Ter tudo sob controle é, para muitos indivíduos, a única maneira de garantir a tranquilidade. Este evitar de surpresas, este conhecimento de sequências comportamentais cria tédio, tanto quanto garante estabilidade e segurança. Inseguro quanto ao que conseguiu, sentindo-se sozinho, embora acompanhado de inúmeras pessoas, o indivíduo cria regras, senhas para garantir a manutenção de suas conquistas. A vivência de estar ameaçado é uma constante.
Este estado de contínua ansiedade, tira o sono, impede concentração e transforma a vida em uma série de acontecimentos sem unificação, sem organização. Tudo é incerto, nada significa, exceto esta nebulosidade, esta organização fragmentada e polarizada pela contabilização de perdas ou lucros.

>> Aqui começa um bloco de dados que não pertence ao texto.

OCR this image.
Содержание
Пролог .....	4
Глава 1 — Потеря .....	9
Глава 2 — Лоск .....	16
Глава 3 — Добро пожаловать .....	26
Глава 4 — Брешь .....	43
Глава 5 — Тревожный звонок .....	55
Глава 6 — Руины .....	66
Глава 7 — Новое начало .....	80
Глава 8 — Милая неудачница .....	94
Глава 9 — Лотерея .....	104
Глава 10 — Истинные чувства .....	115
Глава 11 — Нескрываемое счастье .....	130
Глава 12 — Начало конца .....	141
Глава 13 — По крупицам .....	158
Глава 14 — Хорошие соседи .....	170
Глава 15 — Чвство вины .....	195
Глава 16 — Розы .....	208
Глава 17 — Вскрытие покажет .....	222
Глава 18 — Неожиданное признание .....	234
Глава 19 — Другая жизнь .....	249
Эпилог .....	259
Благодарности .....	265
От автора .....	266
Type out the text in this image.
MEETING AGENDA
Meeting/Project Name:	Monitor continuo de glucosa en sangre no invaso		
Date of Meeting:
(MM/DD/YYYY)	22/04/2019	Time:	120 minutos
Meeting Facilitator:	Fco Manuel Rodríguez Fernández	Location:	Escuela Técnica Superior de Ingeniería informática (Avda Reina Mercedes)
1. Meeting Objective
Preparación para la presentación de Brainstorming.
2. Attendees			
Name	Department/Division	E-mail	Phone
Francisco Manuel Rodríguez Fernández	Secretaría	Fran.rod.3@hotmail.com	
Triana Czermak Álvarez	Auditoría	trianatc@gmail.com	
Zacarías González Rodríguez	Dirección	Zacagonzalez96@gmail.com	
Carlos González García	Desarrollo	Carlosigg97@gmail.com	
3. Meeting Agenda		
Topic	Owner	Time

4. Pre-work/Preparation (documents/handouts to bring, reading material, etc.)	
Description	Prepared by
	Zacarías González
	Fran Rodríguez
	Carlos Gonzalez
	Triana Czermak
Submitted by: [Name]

Este processo segmenta, divide o indivíduo, desde que ele vive para conseguir, para realizar demandas e assistir a complementação das mesmas. Duplo de si mesmo (na medida em que se fragmenta tornando-se um observador das próprias conquistas e fracassos), o processo de esvaziamento se instala, pois um tem que manter o outro. A divisão em função de aparência e interesses exige imagens mantidas à custa das próprias certezas, agora transformadas em incertezas. É um processo autofágico. Imola-se o ser em função do ter, do parecer e assim se perde contato com o si mesmo, isto é, com a possibilidade de relacionamento enquanto vivência presentificada. Tudo que é vivenciado é por ou para. Os processos relacionais são transformados em configurações indicativas de bons ou maus resultados.
Pendurar-se na finalidade, no resultado é asfixiante, gera atordoamentos diante do que acontece, é a incerteza alimentadora da ansiedade, que desorganiza o dia-a-dia. Utilizam-se vários estratagemas para assegurar-se, para drenar a ansiedade: medos, compulsões, vivências obcecadas como forma de ritualizar o imponderável, como base de alguma organização que gere paz, que gere tranquilidade.
A continuidade do processo de incerteza faz com que, paradoxalmente, o indivíduo se acalme ao saber que morrerá, que tudo findará. Assim, a ansiedade encontra um freio, mas em compensação cria vivência de depressão: a única certeza é o final.
As situações de incerteza geram fantasias e justificativas. Tudo é inventado para tentar criar ordem, organização que situe e possibilite saída. Quando isto é feito, a manutenção impera, consequentemente, o isolamento aumenta. Cada vez mais sozinho, o indivíduo colapsa e seu grande acompanhante passa a ser o remédio que alivia e aplaca.
Vivenciar incerteza exige questionamento. O que mudou? O que foi transformado? O que deixou de existir ou passou a ter outra configuração? Responder estas questões traz novas percepções, novas realidades, que embora não aceitáveis ou confortáveis, possibilitam diálogo e transformação. Sem questionamento, as mudanças são negadas e, assim, cria-se nebulosidade responsável pela vivência de incertezas, labirintos a percorrer, esfringes a decifrar, movimentos a controlar, que ocupam algum tempo, que motivam, mas, depois, tensionam e entediam.
A monotonia do existir – a desvitalização – deprime.